The Courier & Advertiser (Fife Edition)
Alzheimer’s progress slows with new drug
Arui aelays aetermoratmon of the bramn, stuay finas
Brain deterioration caused by alzheimer’s has been delayed with a drug for the first time, researchers have announced.
Scientists trialling a new treatment called LMTX managed to slow the progression of the disease over 15 months.
The study found that when the drug was the only treatment patients took, it had a beneficial effect on key measures of alzheimer’s – such as memory – for those with mild or moderate forms of the disease.
The trial of 136 patients saw them take the drug, leuco-methylthioninium-bis (hydromethanesulfonate), as a pill twice a day.
However, in a bigger trial, patients taking other drugs alongside LMTX did not see the same benefit.
Serge Gauthier from McGill University in Canada presented the results at the Alzheimer’s Association International Conference in Toronto.

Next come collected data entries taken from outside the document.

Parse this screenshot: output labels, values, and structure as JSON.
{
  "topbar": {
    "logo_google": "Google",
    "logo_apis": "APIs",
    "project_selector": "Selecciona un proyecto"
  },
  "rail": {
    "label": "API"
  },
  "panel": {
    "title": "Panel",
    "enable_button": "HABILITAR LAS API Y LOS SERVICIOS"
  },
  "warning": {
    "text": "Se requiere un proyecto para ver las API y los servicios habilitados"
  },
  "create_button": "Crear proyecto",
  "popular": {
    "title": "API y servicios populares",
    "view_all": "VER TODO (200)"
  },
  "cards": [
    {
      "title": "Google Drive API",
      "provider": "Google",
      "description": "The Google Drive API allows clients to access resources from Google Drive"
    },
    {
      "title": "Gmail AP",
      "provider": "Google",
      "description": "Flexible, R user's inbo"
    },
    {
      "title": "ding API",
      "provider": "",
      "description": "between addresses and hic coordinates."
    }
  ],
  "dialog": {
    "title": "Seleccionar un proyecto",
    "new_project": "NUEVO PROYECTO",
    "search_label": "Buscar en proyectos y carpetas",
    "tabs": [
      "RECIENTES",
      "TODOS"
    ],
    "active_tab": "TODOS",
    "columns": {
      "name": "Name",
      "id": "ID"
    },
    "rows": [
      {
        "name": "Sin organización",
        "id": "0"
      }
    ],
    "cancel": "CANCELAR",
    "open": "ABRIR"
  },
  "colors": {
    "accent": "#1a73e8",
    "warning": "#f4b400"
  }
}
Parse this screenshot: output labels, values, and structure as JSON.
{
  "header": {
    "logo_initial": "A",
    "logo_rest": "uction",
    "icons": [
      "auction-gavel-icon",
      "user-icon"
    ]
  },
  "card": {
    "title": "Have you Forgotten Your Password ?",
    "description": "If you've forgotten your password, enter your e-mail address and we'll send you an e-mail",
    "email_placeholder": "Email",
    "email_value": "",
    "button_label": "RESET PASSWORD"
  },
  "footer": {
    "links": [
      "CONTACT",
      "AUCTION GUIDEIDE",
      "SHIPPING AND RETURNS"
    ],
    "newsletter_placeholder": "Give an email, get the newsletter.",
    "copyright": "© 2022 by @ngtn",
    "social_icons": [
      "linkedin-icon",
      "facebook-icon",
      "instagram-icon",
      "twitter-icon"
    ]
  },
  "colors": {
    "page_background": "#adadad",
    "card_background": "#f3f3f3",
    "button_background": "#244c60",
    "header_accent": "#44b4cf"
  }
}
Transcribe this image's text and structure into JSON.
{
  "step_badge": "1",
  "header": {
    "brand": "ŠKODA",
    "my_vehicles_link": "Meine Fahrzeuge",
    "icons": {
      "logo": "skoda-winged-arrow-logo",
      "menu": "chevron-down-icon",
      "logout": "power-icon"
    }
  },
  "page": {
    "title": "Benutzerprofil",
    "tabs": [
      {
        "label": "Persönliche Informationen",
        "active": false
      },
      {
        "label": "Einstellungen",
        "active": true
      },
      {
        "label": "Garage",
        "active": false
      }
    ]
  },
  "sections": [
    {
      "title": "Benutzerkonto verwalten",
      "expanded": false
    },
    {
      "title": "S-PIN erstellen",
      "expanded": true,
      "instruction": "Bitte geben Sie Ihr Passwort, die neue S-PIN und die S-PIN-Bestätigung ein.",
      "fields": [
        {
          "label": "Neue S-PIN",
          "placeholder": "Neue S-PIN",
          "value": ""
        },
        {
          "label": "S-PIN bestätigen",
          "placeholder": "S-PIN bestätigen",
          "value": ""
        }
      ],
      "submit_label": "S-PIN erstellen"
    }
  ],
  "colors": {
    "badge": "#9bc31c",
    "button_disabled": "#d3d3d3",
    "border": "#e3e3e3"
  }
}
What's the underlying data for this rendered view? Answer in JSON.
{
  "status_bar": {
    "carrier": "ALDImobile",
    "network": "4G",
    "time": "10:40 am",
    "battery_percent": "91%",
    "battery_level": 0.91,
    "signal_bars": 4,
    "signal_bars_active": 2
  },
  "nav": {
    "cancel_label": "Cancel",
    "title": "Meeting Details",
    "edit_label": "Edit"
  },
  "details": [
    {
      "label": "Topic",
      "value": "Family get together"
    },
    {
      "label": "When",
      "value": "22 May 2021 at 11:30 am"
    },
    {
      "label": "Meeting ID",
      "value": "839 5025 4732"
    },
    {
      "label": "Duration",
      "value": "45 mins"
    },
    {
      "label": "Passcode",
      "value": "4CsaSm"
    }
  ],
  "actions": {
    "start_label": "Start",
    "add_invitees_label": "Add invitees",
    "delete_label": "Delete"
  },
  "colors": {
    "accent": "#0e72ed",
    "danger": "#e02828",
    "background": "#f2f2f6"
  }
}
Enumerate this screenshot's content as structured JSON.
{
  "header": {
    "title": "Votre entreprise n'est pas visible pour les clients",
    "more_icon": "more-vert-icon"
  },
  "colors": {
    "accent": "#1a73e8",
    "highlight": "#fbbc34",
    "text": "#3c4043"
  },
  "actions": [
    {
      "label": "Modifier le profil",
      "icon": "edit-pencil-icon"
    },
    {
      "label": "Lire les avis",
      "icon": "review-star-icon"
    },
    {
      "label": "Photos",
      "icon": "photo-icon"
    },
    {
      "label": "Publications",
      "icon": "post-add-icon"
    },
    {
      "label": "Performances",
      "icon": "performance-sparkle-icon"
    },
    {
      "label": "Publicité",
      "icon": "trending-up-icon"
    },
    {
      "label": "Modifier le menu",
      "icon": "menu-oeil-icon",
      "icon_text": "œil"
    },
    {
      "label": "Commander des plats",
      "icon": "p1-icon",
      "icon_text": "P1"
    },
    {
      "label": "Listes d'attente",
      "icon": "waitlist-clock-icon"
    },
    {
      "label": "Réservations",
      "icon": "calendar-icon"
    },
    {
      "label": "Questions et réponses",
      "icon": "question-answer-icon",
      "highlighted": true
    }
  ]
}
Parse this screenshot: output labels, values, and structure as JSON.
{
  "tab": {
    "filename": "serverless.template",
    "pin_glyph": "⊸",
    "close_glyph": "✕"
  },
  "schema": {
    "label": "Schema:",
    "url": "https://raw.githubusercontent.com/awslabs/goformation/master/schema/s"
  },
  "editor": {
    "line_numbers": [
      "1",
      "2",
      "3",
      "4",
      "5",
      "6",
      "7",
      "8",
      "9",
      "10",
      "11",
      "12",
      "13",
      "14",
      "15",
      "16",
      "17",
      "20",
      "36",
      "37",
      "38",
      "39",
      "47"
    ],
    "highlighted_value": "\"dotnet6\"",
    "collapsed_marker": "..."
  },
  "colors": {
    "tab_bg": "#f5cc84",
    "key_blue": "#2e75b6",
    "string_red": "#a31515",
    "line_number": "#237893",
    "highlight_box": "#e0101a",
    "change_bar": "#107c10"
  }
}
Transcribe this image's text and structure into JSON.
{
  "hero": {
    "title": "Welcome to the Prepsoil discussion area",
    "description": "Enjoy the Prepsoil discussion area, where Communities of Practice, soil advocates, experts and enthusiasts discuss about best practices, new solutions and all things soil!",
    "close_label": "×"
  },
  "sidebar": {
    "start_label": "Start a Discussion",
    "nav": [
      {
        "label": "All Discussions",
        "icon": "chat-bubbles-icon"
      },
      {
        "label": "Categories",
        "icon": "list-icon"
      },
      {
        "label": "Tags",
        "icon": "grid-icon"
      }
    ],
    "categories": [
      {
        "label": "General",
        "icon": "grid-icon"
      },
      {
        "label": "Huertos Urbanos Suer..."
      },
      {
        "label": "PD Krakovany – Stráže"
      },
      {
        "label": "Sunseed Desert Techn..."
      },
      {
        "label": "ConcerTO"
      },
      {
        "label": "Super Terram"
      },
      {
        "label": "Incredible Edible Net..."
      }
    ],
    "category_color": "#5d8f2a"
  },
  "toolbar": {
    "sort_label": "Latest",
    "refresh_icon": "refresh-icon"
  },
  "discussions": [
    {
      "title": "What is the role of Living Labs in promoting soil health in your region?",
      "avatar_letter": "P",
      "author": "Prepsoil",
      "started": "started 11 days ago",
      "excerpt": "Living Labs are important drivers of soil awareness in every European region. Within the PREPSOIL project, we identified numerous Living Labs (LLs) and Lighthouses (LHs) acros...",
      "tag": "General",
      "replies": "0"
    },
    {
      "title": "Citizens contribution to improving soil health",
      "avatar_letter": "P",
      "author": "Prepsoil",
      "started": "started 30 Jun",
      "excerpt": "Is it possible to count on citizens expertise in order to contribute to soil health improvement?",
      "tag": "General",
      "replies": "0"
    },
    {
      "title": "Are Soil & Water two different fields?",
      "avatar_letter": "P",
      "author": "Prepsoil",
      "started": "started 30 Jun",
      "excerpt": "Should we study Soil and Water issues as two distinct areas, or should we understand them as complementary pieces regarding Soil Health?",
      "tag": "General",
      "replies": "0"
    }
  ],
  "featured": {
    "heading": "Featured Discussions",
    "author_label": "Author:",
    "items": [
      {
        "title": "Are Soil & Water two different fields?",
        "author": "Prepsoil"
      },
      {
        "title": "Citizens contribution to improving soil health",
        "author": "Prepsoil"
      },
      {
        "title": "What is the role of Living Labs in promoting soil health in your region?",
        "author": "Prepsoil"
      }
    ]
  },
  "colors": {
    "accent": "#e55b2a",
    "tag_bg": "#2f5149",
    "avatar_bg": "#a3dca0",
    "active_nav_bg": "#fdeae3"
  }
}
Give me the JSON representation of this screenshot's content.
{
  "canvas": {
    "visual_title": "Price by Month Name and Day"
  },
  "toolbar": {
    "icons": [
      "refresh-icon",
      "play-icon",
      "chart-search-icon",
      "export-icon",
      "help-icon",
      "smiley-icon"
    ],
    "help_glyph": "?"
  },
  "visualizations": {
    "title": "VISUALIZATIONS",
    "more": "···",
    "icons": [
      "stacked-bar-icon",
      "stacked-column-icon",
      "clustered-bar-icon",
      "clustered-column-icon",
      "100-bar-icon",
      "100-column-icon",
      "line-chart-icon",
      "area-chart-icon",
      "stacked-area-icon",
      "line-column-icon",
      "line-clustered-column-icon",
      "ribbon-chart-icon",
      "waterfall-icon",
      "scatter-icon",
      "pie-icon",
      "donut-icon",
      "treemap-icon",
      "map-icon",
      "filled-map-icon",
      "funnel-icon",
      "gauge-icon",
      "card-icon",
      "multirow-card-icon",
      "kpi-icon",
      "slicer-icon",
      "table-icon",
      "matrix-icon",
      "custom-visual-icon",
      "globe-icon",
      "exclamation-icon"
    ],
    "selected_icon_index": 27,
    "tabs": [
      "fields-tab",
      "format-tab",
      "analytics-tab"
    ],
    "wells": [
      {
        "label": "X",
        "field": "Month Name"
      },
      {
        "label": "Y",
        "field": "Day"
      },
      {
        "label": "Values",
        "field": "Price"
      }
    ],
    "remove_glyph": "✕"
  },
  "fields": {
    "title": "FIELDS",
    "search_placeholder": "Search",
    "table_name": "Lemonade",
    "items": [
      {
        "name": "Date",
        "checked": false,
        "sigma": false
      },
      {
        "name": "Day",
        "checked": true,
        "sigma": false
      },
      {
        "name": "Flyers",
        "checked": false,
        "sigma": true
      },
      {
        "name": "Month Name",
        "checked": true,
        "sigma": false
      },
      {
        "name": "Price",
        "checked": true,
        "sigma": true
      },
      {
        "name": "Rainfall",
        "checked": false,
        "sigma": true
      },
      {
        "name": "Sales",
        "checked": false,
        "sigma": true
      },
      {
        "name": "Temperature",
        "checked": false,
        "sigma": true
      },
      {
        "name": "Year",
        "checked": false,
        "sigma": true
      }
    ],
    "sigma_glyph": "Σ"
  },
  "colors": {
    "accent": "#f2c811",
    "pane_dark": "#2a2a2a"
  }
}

He said: “In a study of this size across a combined mild to moderate patient population, it is both encouraging to see improvements of this magnitude in the standard cognitive and functional tests and reassuring to see the supporting brain scan evidence of a slowing in disease progression during 15 months of treatment.
“As a practising clinician I see alzheimer’s patients, their families and care-givers every day, and continually share their desperate need for a truly therapeutic product as today we only have symptomatic treatments available to us.
“In a field that has been plagued by consistent failures of novel drug candidates in late-stage clinical trials and where there has been no practical therapeutic advance for over a decade, I am excited about the promise of LMTX as a potential new treatment option for these patients.”
Claude Wischik of Aberdeen University invented the drug and told the Times newspaper he hoped to apply for a licence after publishing the results of a second trial.
LMTX (also called LMTM) is based on the structure of a chemical called methylene blue which is used as a dye in research and to aid surgery.
It works by tackling problems linked to proteins called tau that occur in alzheimer’s sufferers.